My Faith is Shaken
- Laura Obier
- Jul 14, 2020
- 2 min read
Updated: Apr 22, 2022
Disclaimer: This is a raw journal entry during my sister, Allison’s, journey toward Heaven. She died on March 13, 2015. This is not meant to be dark. Rather, may it provide comfort and connection for those who have also experienced a deep loss like mine.
February 28, 2015
Allison’s neurologist confirmed what we have all expected. The tumor has not shrunken and they will stop doing chemotherapy. She has an appointment with MD Anderson but it won’t be verified until there is confirmation of a clinical trial for her. We are looking at getting Hospice care for her.
Lord, it was so sad to see her yesterday. Her right arm hurt and was basically shriveled up against her body. She was unstable and it was hard for her to sit steadily and she was so exhausted.
I desperately want her healthy again. For my benefit of course, but also for Lance (her husband) and Caroline (her 5-month-old) and for Allison. How I deeply enjoy my husband and children. I want that for her.
God, help us. I feel my faith shaking. I feel so many “Why’s?” rising up. Lord, I don’t want to doubt You. I don’t want to doubt Your sovereignty, love, or power. I want to still trust in Your miracles.

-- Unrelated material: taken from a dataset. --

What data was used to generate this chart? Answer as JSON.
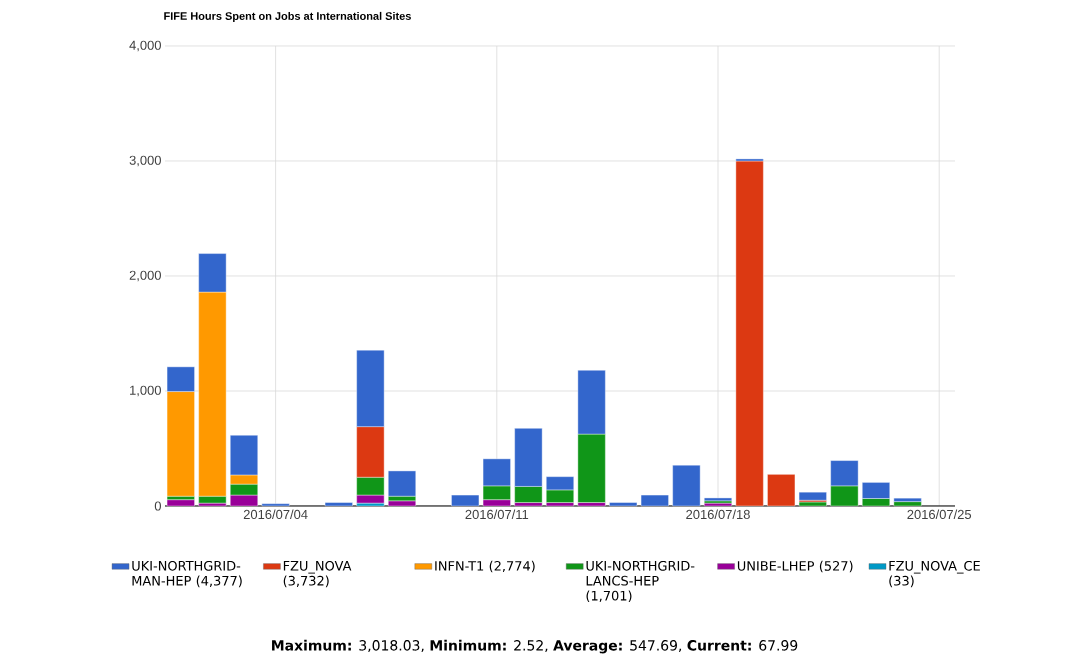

I feel cold and hard-hearted right now. I feel like I am so confused on what to feel and what to pray for. I am just a blank space. I am waiting to be directed and filled up.
God, thank You, for such a beautiful cloud of witnesses that surround me. They encourage me and challenge me to be strong and confident. They won’t allow me to wallow in darkness. God, thank You. For I am prone to wander.